A component inside the X-13 blower assembly motor was bad. The technician told me Tempstar has had a lot of problems with the X-13 motor and he has replaced a lot of them. 

AC is now up and running without shutting off every 20 seconds as it did before.


----------



## Patrick Eubanks (Oct 6, 2011)

*x-13*

Its not just tempstar having trouble with the x-13.


----------



## birdbirdbird (Feb 11, 2016)

*Replace the module.*

Through the help of my HVAC buddy, my dad via telephone we figured out this problem is cause by the module at the back of the X13. Just two bolts and one connector it comes right off the motor. It was 200 for the module and 600 plus to replace the whole motor. Once I got the part took me about 30 min to replace. My replacement part number was Hk44ER155 my motor was 1/2 HP.


----------



## beenthere (Oct 11, 2008)

birdbirdbird said:


> Through the help of my HVAC buddy, my dad via telephone we figured out this problem is cause by the module at the back of the X13. Just two bolts and one connector it comes right off the motor. It was 200 for the module and 600 plus to replace the whole motor. Once I got the part took me about 30 min to replace. My replacement part number was Hk44ER155 my motor was 1/2 HP.


An X13 motor doesn't have a replaceable module. Only VS ECM motors have a replaceable module. X13 and VS ECMs are not the same thing.

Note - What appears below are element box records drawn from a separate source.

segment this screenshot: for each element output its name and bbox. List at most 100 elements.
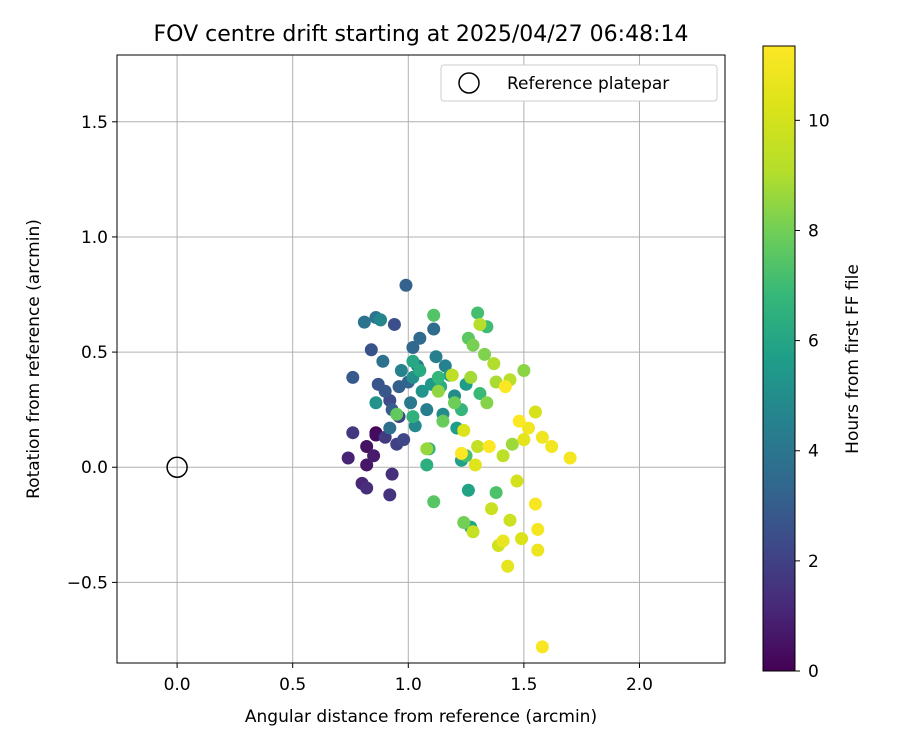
colorbar-tick-label: 10	[808, 111, 830, 131]
data-point	[448, 396, 462, 410]
data-point	[461, 483, 475, 497]
data-point	[413, 364, 427, 378]
colorbar-tick-label: 6	[808, 332, 819, 352]
colorbar-tick-label: 4	[808, 442, 819, 462]
data-point	[376, 354, 390, 368]
data-point	[517, 364, 531, 378]
data-point	[383, 488, 397, 502]
colorbar-tick-label: 0	[808, 662, 819, 682]
data-point	[346, 426, 360, 440]
data-point	[406, 340, 420, 354]
data-point	[360, 481, 374, 495]
data-point	[531, 543, 545, 557]
axis-ticks: 0.0 0.5 1.0 1.5 2.0 −0.5 0.0 0.5 1.0 1.5	[67, 113, 653, 695]
data-point	[521, 421, 535, 435]
data-point	[473, 387, 487, 401]
data-point	[406, 354, 420, 368]
data-point	[478, 347, 492, 361]
data-point	[496, 534, 510, 548]
legend-open-circle-icon	[458, 72, 480, 94]
data-point	[420, 442, 434, 456]
data-point	[394, 364, 408, 378]
data-point	[429, 350, 443, 364]
legend: Reference platepar	[440, 64, 718, 102]
data-point	[378, 384, 392, 398]
data-point	[464, 370, 478, 384]
data-point	[427, 495, 441, 509]
colorbar-label: Hours from first FF file	[843, 264, 863, 454]
data-point	[357, 315, 371, 329]
data-point	[466, 338, 480, 352]
data-point	[427, 308, 441, 322]
data-point	[528, 405, 542, 419]
data-point	[535, 640, 549, 654]
data-point	[528, 497, 542, 511]
data-point	[466, 525, 480, 539]
y-axis-label: Rotation from reference (arcmin)	[24, 219, 44, 499]
data-point	[360, 440, 374, 454]
data-point	[385, 467, 399, 481]
colorbar-tick-label: 8	[808, 221, 819, 241]
data-point	[545, 440, 559, 454]
data-point	[374, 313, 388, 327]
data-point	[487, 357, 501, 371]
data-point	[535, 430, 549, 444]
y-tick-label: 1.5	[81, 113, 108, 133]
data-point	[390, 407, 404, 421]
x-tick-label: 2.0	[626, 675, 653, 695]
data-point	[517, 433, 531, 447]
data-point	[515, 532, 529, 546]
colorbar-ticks: 0 2 4 6 8 10	[795, 111, 830, 682]
data-point	[445, 368, 459, 382]
data-point	[383, 421, 397, 435]
legend-label: Reference platepar	[507, 74, 669, 94]
data-point	[399, 278, 413, 292]
data-point	[489, 486, 503, 500]
data-point	[485, 502, 499, 516]
data-point	[471, 440, 485, 454]
data-point	[501, 559, 515, 573]
data-point	[505, 437, 519, 451]
x-axis-label: Angular distance from reference (arcmin)	[245, 707, 597, 727]
colorbar: 0 2 4 6 8 10 Hours from first FF file	[762, 45, 863, 682]
data-point	[415, 384, 429, 398]
data-point	[427, 322, 441, 336]
data-point	[471, 306, 485, 320]
y-tick-label: 0.0	[81, 458, 108, 478]
data-point	[473, 317, 487, 331]
data-point	[413, 331, 427, 345]
grid	[117, 55, 725, 663]
data-point	[406, 410, 420, 424]
legend-box	[440, 64, 718, 102]
data-points	[341, 278, 577, 654]
data-point	[341, 451, 355, 465]
data-point	[496, 449, 510, 463]
data-point	[387, 317, 401, 331]
data-point	[531, 522, 545, 536]
data-point	[346, 370, 360, 384]
data-point	[457, 423, 471, 437]
data-point	[510, 474, 524, 488]
reference-point	[166, 456, 188, 478]
x-tick-label: 1.0	[395, 675, 422, 695]
data-point	[420, 403, 434, 417]
data-point	[468, 458, 482, 472]
data-point	[397, 433, 411, 447]
data-point	[498, 380, 512, 394]
data-point	[482, 440, 496, 454]
data-point	[367, 449, 381, 463]
x-tick-label: 0.5	[279, 675, 306, 695]
data-point	[364, 343, 378, 357]
data-point	[369, 396, 383, 410]
y-tick-label: 0.5	[81, 343, 108, 363]
data-point	[512, 414, 526, 428]
x-tick-label: 0.0	[164, 675, 191, 695]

X13, constant torque motor.
VS ECM, constant CFM motor.


----------



## supers05 (May 23, 2015)

birdbirdbird said:


> Through the help of my HVAC buddy, my dad via telephone we figured out this problem is cause by the module at the back of the X13. Just two bolts and one connector it comes right off the motor. It was 200 for the module and 600 plus to replace the whole motor. Once I got the part took me about 30 min to replace. My replacement part number was Hk44ER155 my motor was 1/2 HP.


Not bad Pricing for retail. Glad that you figured it out. 

I'm fairly sure the x13 was a sealed package, but many ECMs do have a separate sealed control module at the back. 2 bolts hold the shell together, a few screws/plastic clips and wires hold it together. 

Cheers!


----------



## birdbirdbird (Feb 11, 2016)

Here is the front and back of the module. It says its an X13 but also says an ECM motor. It was having the same issue ramping up then down.


----------